He thinks that the world has no reason to complain about the US’ QE2:
With a free floating exchange rate and an independent monetary policy, the import of US-generated inflation could be tamed by tightening money and allowing currency appreciation, as Australia has successfully done during the mineral boom and the yen-Australian dollar carry trade.
This blogger disagrees with the Professor. We need to be careful with judgements on economic policies and developments made in real time. History might compel us to revise our stance later (more on this topic in the next post). Australia might have allowed its currency to appreciate because booming global economy and the relatively essential nature of its exports (commodities like iron ore and coal) offset the drawbacks of an appreciating currency. Further, China might have kept buying these two items from Australia because it was able to offset the rising cost of these two import items through domestic productivity gains. China’s productivity growth might slow in coming years; its export price index is rising at an accelerated rate. Further, China might wish to produce less and consume more in the years ahead. It would be interesting to see how Australia copes then with a strong currency, with its dismal household savings rate and a housing bubble.
Even if these risks turn out to be minor for Australia, Australia is not a valid comparison for other emerging nations who are forced to cope with appreciating currencies, capital inflows and rising cost of living – all at the same time. In the first half of the last decade, interest rates in the developed world were low but not this low. Capital inflows into emerging economies are now turning into a deluge.

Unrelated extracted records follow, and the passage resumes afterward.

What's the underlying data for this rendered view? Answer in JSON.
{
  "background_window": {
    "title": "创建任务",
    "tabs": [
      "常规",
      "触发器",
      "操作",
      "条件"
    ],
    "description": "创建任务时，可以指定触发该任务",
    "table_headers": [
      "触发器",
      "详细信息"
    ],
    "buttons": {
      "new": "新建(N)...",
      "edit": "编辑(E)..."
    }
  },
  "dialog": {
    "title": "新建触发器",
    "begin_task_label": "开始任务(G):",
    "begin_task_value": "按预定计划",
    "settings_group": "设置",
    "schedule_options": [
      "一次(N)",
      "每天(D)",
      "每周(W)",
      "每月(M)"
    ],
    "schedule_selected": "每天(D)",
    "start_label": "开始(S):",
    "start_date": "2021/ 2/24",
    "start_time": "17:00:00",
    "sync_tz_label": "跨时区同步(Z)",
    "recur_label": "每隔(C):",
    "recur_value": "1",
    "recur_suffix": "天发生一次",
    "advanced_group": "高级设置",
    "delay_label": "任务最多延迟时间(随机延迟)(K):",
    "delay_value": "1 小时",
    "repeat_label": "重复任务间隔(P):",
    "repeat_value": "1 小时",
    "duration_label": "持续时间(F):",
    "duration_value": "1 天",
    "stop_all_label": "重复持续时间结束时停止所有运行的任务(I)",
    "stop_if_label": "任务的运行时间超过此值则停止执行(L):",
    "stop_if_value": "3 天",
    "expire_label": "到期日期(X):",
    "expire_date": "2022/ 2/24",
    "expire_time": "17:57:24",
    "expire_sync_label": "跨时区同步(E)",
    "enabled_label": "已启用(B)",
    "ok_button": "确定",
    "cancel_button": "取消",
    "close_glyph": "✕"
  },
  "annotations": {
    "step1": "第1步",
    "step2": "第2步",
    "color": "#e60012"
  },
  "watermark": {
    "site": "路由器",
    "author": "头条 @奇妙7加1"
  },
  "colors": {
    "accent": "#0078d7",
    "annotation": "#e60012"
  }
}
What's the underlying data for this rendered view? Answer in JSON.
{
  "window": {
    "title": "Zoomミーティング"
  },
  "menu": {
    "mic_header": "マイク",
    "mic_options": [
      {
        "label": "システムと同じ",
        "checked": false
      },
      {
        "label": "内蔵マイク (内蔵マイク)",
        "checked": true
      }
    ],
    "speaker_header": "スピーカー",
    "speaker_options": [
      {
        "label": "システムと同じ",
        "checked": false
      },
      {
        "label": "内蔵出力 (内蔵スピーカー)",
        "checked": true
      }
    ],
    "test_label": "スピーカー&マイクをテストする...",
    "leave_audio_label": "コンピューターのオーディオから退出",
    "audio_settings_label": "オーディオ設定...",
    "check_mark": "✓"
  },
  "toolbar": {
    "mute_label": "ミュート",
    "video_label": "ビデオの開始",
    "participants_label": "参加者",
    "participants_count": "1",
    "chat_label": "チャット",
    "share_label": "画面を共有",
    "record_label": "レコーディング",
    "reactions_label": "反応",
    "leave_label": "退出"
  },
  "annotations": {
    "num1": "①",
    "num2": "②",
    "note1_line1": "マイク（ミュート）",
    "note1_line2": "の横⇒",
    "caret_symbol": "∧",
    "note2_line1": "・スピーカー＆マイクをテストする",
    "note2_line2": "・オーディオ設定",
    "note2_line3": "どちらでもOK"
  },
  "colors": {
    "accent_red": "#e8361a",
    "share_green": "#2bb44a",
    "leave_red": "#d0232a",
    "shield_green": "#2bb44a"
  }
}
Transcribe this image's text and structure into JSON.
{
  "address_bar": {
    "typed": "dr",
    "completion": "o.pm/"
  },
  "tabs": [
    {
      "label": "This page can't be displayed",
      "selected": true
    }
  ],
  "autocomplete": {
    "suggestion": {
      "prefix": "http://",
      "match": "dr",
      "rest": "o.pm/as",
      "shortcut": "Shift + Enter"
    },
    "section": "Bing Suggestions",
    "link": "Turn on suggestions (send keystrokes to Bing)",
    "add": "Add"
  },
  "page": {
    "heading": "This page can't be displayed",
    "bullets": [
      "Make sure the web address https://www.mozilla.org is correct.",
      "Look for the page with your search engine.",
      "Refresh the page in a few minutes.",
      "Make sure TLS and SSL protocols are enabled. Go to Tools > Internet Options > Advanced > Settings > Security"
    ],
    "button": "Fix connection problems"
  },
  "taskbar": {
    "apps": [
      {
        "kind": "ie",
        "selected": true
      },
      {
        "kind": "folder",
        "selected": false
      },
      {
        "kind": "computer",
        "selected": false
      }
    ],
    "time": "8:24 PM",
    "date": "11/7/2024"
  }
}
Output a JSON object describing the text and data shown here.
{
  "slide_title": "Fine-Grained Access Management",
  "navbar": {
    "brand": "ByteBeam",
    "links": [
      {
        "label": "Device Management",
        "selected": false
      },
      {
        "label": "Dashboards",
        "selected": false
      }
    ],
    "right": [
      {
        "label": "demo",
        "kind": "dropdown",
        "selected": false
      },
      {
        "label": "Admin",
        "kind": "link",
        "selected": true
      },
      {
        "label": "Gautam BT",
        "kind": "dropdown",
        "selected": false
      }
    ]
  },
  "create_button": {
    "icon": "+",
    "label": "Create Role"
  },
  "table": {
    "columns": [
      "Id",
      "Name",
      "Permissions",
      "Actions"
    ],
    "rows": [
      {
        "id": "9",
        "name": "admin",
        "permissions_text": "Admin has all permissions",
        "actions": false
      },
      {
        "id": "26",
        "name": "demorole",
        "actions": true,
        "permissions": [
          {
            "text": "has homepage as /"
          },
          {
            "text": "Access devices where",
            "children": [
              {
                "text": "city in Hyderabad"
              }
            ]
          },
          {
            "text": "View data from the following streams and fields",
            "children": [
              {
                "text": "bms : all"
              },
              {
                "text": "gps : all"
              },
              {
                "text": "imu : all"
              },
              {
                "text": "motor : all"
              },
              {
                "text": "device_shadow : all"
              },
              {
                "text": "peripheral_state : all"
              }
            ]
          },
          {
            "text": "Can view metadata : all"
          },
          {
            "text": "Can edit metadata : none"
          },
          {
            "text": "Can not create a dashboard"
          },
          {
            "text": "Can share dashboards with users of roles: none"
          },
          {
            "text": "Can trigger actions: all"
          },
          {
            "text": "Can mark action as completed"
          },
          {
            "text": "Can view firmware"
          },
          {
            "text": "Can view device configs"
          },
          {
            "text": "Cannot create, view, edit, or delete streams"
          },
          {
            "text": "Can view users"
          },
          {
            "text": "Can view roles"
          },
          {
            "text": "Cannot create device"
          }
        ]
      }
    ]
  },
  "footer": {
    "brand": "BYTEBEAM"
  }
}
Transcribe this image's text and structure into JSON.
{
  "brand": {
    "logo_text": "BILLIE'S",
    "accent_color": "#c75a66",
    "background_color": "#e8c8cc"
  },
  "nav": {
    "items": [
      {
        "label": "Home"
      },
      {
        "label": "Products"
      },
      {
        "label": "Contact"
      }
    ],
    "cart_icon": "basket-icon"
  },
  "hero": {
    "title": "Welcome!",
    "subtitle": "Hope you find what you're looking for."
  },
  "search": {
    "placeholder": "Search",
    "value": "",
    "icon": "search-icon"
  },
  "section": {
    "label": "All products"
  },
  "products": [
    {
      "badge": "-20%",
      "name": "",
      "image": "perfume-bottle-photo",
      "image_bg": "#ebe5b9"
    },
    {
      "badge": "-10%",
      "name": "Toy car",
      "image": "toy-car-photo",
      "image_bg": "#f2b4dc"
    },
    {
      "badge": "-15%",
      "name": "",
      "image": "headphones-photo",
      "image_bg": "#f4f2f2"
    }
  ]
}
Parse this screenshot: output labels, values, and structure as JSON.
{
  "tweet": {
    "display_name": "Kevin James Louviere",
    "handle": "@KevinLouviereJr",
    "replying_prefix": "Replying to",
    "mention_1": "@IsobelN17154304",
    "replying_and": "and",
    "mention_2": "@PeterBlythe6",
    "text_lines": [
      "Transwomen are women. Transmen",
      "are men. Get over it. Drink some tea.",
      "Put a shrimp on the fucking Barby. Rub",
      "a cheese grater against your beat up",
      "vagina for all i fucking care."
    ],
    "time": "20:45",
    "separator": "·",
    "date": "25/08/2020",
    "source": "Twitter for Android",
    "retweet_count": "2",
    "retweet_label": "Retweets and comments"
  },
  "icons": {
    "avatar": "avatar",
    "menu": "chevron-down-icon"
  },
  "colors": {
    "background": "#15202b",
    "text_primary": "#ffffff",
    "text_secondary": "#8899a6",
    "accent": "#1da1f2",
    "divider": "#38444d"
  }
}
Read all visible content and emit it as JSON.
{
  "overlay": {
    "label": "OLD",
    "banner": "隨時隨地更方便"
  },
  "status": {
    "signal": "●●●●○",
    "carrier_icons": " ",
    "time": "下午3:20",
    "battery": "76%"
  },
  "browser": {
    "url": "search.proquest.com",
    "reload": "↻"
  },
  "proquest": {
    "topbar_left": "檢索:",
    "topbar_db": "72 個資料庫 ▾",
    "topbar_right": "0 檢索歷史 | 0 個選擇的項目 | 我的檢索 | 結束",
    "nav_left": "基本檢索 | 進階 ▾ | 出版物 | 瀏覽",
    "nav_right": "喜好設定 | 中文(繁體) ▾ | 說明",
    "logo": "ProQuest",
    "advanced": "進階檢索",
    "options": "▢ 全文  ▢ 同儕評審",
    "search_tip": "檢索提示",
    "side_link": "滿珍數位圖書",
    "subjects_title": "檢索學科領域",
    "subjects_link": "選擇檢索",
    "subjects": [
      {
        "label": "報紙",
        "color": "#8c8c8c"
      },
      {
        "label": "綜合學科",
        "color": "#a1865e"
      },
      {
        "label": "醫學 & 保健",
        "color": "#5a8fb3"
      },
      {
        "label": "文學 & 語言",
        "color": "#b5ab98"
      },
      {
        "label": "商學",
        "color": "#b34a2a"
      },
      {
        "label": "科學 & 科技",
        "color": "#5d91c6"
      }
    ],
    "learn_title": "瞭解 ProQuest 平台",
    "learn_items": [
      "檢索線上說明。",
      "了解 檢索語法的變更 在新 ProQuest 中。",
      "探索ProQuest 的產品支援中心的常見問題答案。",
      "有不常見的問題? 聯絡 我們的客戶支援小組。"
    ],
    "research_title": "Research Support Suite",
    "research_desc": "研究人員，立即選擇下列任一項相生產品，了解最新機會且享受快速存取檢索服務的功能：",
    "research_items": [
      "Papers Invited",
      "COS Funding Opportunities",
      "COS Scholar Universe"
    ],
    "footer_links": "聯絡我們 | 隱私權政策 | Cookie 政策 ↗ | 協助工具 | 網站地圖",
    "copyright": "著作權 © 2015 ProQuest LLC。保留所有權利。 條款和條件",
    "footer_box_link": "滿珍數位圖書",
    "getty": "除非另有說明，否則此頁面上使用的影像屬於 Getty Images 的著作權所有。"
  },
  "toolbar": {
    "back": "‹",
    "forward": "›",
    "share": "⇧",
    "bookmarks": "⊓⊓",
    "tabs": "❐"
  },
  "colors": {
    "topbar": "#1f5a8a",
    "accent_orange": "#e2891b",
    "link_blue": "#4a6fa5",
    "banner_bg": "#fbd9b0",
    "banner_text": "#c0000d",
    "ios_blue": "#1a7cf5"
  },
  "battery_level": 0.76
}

Developing countries would experience faster growth; the rates of return (interest rates) in growing economies must rise and hence their currencies must also appreciate. All this can happen over time. But, the developed world’s low interest rate policy – led by the US – is leaving them with very little time to adjust. That is politically difficult for governments – elected or unelected.
Second, Professor Deepak Lal gives a clean chit to the Fed monetary policy, from the American perspective. Perhaps, he should read Raghuram Rajan’s piece covered in this blog post at TGS.